Ведь казалось, что день и так уже налицо для Октября? что это, правда, бледненький день, не золотой, — а так какая-то керенка. Но тем не менее это уже, очевидно, маленький шаг вперед, — да и маленький ли шаг? Ведь в конце концов «зуб» вырвали!
Но, не останавливаясь на этом, опрокидывая все на своем пути, романтически, фантастически, как казалось Короленко, — поперла крестьянская, пролетарская громада, все дальше и дальше, — на свою гибель! — думал Короленко; на гибель и путаницу всех подлинных путей революции — какими она должна была ехать по расписанию поездов.
Да, да! «Наше расписание поездов проверено, оно научно объективно», — заверял какой-нибудь Чернов. И ему подвывали на разные голоса меньшевики, свидетельствуя, что и по Марксу выходит совсем иное, чем по Ленину.
Если даже сам Горький смог на некоторое время отступиться, — то как было не сделать этого Короленко? Но могучее пролетарское чувство быстро победило у Горького все сомнения. Мы имеем теперь великое счастье видеть его в самом центре нашего движения, одним из людей самых безоговорочно верных основным линиям его. Короленко, наверно, никогда не мог бы сделаться таким.
Но в моем ответе на открытое письмо Короленко ко мнекак к народному комиссару я писал, что на нас легла тяжелая, подчас очень тяжелая работа подлинного завоевания счастливого будущего.

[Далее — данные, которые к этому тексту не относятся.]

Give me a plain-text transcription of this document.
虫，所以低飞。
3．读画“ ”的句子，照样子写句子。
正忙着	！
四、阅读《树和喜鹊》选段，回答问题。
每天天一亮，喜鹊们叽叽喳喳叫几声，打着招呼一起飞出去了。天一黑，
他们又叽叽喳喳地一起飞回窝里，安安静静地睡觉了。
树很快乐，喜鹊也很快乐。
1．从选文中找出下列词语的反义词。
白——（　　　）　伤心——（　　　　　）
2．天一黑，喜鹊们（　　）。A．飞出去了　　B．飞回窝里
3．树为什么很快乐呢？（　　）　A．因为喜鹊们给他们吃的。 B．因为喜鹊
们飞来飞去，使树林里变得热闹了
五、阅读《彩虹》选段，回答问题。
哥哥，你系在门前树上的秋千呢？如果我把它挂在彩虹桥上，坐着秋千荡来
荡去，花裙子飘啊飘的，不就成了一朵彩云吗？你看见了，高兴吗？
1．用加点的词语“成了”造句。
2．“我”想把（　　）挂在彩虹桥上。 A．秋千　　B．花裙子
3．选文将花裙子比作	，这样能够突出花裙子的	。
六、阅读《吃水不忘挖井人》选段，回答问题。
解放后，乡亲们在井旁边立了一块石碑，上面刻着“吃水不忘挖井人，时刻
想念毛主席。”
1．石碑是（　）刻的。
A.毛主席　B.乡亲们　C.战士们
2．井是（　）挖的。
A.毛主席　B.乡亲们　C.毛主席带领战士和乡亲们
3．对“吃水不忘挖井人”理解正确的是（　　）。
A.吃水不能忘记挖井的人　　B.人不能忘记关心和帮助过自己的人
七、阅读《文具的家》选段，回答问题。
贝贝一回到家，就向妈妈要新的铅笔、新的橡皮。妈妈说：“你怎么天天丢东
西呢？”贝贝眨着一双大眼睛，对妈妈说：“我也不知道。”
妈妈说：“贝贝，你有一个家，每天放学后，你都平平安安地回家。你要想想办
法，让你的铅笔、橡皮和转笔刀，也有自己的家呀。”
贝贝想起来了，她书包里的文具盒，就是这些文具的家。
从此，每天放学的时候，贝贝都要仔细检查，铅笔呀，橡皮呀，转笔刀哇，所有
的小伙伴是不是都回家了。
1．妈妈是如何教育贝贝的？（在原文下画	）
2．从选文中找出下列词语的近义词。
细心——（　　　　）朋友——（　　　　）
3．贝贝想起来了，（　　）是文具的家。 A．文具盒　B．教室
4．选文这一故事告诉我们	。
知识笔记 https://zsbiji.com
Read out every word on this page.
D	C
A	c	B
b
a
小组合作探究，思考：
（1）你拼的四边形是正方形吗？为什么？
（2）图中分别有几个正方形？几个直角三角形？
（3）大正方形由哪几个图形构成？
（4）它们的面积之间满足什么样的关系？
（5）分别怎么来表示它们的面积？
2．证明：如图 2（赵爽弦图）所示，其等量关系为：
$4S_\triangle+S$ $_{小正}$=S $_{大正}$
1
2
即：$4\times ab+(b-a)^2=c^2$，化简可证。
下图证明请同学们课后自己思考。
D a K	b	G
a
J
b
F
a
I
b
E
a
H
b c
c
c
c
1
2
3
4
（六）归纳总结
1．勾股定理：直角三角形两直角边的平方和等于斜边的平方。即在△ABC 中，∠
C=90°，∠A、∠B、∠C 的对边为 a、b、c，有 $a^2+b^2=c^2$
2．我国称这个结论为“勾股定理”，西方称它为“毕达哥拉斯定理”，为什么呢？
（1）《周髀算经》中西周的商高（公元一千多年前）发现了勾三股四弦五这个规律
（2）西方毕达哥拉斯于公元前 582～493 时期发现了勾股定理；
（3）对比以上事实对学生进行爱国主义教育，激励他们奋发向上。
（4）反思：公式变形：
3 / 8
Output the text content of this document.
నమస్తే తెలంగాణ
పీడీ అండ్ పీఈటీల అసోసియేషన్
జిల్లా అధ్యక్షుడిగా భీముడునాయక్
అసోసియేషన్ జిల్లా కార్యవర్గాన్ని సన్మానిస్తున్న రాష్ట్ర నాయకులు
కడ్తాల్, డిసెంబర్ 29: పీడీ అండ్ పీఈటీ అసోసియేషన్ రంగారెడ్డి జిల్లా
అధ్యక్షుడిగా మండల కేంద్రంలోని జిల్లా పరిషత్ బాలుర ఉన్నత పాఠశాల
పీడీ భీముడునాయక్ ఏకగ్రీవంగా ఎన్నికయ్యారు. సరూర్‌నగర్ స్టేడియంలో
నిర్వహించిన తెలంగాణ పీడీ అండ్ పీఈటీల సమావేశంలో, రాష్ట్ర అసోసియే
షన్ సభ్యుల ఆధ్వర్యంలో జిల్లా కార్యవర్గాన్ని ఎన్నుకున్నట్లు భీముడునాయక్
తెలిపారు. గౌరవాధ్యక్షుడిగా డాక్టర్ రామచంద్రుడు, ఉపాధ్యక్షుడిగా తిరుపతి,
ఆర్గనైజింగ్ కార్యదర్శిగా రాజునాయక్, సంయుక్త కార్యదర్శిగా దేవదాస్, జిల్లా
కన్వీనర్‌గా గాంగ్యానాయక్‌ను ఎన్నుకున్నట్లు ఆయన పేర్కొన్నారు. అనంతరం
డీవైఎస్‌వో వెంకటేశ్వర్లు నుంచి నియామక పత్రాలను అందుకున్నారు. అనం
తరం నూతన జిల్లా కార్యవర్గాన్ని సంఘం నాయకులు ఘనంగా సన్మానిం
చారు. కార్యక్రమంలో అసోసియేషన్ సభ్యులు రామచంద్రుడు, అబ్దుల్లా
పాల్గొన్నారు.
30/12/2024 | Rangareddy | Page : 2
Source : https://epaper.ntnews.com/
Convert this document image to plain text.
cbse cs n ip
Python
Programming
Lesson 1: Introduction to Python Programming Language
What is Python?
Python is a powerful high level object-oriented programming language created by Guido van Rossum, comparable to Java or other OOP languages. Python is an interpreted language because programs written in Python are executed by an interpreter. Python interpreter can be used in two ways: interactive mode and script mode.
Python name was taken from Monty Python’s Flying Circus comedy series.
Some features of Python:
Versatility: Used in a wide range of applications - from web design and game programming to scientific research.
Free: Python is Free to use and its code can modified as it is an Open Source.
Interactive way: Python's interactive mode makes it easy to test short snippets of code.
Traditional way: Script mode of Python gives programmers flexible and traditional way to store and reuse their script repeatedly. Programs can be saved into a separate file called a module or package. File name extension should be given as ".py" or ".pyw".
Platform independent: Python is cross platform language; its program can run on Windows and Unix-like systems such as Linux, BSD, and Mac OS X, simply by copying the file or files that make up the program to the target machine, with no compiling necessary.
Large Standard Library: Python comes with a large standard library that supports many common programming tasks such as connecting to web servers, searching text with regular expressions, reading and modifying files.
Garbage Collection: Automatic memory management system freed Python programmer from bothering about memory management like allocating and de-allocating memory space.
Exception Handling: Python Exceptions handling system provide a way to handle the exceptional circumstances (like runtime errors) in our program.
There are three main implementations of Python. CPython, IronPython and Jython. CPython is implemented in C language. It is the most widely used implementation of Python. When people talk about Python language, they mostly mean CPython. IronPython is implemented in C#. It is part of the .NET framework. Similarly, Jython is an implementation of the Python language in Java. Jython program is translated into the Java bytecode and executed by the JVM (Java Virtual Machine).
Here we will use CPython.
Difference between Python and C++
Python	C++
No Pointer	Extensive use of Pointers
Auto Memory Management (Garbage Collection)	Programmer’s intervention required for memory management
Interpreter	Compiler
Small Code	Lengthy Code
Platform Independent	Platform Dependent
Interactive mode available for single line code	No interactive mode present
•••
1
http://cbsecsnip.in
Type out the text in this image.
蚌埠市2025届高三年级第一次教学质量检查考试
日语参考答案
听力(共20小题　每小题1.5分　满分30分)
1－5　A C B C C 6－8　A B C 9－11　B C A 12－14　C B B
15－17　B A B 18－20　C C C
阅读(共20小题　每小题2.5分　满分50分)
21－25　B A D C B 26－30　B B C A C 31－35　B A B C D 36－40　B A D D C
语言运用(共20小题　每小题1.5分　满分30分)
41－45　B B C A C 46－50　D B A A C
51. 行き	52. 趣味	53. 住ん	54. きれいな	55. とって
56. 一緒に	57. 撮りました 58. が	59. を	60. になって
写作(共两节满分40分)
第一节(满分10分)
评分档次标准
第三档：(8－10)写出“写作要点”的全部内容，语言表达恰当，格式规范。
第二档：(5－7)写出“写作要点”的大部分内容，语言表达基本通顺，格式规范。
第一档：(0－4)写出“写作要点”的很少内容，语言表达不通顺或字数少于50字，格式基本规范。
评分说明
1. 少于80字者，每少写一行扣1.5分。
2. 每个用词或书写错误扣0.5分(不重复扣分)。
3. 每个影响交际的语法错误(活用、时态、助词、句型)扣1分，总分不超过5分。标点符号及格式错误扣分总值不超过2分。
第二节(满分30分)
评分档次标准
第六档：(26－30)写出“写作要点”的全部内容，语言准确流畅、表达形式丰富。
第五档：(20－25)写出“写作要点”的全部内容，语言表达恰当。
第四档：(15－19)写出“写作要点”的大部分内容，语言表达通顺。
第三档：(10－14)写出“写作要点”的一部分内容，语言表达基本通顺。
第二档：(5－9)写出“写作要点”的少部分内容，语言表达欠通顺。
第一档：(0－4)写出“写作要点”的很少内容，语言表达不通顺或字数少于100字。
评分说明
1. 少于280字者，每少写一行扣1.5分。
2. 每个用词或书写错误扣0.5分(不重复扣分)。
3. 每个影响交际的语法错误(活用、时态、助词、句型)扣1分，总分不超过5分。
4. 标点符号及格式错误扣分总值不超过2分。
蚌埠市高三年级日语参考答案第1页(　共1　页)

И я говорил: когда мы ближе подойдем к этому счастливому будущему, когда нам нужно будет уже в большей мере устраивать новую жизнь, чем ломать старую, когда дело пойдет не о глыбах и о фундаменте, а о красивых высших этажах, тогда и такие люди, как Короленко, легко придут к нам и найдут у себя силы — признать свои ошибки и покаянно благословить ту революционную «суровость», которую они когда-то по близорукости осуждали.
Короленко до этого не дожил. Доживи он — вот хотя бы до сегодняшнего дня, до третьего решающего года — большим вопросом остается, какова была бы его позиция — та же ли самая, нейтральная, но недоброжелательная, где-то и в чем-то симпатизирующая, но очень много осуждающая, которую он занял в Полтаве, — или совсем иная, настороженная, уже радостная, уже совсем к нам близкая. Ведь и Ромен Роллан повторял те самые добросердечные пошлости, о которых писал Короленко в письмах ко мне, но разделял также ту самую, в основном живую симпатию, которая заставила Короленко остаться в красной Полтаве. И не проделал ли бы одновременно с Роменом Ролланом и Короленко ту же самую эволюцию!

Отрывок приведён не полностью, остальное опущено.